HAMDEN — The Connecticut Board of Education has granted Quinnipiac University licenses for programs in civil, mechanical, industrial and software engineering leading to BS degrees and enabling the university to launch its engineering program in the School of Business & Engineering.
“We can now officially market, recruit and teach courses in our four engineering disciplines,” said Scott Hamilton, chair of engineering. An outside reviewer met with Hamilton and other administrators to examine each of the programs, its plan and how it will be supported. The first engineering classes will begin this August.
Individual engineering classes will not exceed 20 students, Hamilton said, allowing for intimate learning environments. “They will know their professor and their professor will know them,” Hamilton said.
BRIDGEPORT — The National Association of Community College Entrepreneurship (NACCE), the nation’s leading organization focused on promoting entrepreneurship through community colleges, has announced that President Anita Gliniecki of Housatonic Community College has joined its new Presidents for Entrepreneurship Forum. Through the program, presidents of community colleges nationwide commit to increase the focus on entrepreneurship at their institutions and the impact these colleges have on the economic well-being of the communities they serve.
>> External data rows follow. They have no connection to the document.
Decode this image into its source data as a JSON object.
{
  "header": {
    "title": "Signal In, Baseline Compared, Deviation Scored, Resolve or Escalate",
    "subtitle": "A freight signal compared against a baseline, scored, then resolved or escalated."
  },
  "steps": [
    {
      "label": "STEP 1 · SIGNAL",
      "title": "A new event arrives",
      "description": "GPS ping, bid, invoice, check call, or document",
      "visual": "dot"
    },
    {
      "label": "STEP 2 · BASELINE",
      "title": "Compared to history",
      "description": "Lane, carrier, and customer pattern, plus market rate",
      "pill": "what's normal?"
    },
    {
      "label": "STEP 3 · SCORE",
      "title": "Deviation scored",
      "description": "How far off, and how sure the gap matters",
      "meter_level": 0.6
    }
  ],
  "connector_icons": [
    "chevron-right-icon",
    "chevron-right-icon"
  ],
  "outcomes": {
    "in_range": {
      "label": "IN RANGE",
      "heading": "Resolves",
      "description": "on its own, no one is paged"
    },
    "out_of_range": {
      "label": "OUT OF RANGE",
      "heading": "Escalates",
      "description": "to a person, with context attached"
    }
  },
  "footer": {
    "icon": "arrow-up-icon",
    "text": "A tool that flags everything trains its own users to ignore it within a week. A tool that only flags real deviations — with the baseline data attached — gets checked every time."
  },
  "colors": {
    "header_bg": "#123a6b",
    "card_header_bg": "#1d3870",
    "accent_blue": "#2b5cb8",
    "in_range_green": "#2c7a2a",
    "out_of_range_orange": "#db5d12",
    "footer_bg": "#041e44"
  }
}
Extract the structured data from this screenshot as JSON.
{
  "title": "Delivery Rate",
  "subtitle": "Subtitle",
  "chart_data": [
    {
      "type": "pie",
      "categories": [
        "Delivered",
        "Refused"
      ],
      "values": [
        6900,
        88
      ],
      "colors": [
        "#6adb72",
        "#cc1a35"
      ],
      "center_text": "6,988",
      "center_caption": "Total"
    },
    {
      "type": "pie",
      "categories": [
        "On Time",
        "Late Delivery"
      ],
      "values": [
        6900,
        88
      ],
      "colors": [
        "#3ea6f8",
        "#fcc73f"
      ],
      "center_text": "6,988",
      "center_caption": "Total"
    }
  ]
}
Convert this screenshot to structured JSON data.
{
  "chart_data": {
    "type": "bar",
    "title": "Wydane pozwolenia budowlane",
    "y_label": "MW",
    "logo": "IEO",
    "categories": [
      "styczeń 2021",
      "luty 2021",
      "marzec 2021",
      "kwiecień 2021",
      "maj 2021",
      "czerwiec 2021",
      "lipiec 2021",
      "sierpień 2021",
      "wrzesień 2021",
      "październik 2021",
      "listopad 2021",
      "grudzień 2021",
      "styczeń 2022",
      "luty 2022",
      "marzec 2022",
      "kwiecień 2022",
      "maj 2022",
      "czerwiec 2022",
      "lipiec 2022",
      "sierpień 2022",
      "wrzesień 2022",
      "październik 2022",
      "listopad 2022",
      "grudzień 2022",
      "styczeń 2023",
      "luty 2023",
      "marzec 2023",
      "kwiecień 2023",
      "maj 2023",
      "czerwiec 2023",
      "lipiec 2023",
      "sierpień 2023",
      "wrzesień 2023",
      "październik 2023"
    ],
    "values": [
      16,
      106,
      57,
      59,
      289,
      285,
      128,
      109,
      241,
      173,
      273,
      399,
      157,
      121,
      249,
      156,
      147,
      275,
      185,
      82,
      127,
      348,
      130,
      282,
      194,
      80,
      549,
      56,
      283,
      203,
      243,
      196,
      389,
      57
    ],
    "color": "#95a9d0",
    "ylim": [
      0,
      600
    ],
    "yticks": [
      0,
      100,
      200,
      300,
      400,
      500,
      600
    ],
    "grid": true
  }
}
“The support of entrepreneurship is critical to the economic growth and vitality of the college’s service region and the state,” said President Gliniecki. “Thus, HCC has actively promoted and supported our students’ development of the necessary skills to be successful entrepreneurs.”
WEST HAVEN — Ketryk Wilder of Burnt Hills, N.Y., will be a sophomore at the University of New Haven this fall, but he won’t be in West Haven. He will be the university’s first exchange student in South Korea.
Last month UNH signed an exchange agreement with the Korea National Police University (KNPU), by virtue of which Wilder will join a class of 30 Korean students who will be studying criminal justice as they train to become Korean national police officers. In return KNPU has identified two students who will attend UNH in the fall.
The exchange agreement was signed by UNH and KNPU on July 30 when the KNPU president and chief superintendent general Cheon-Ho Suh came to West Haven to tour the UNH campus.
Each year KNPU admits 120 South Koreans between the age of 17 to 20 who are high school graduates and have proven scholastic ability. Students must successfully complete a four-year course of study (172 credits) to graduate.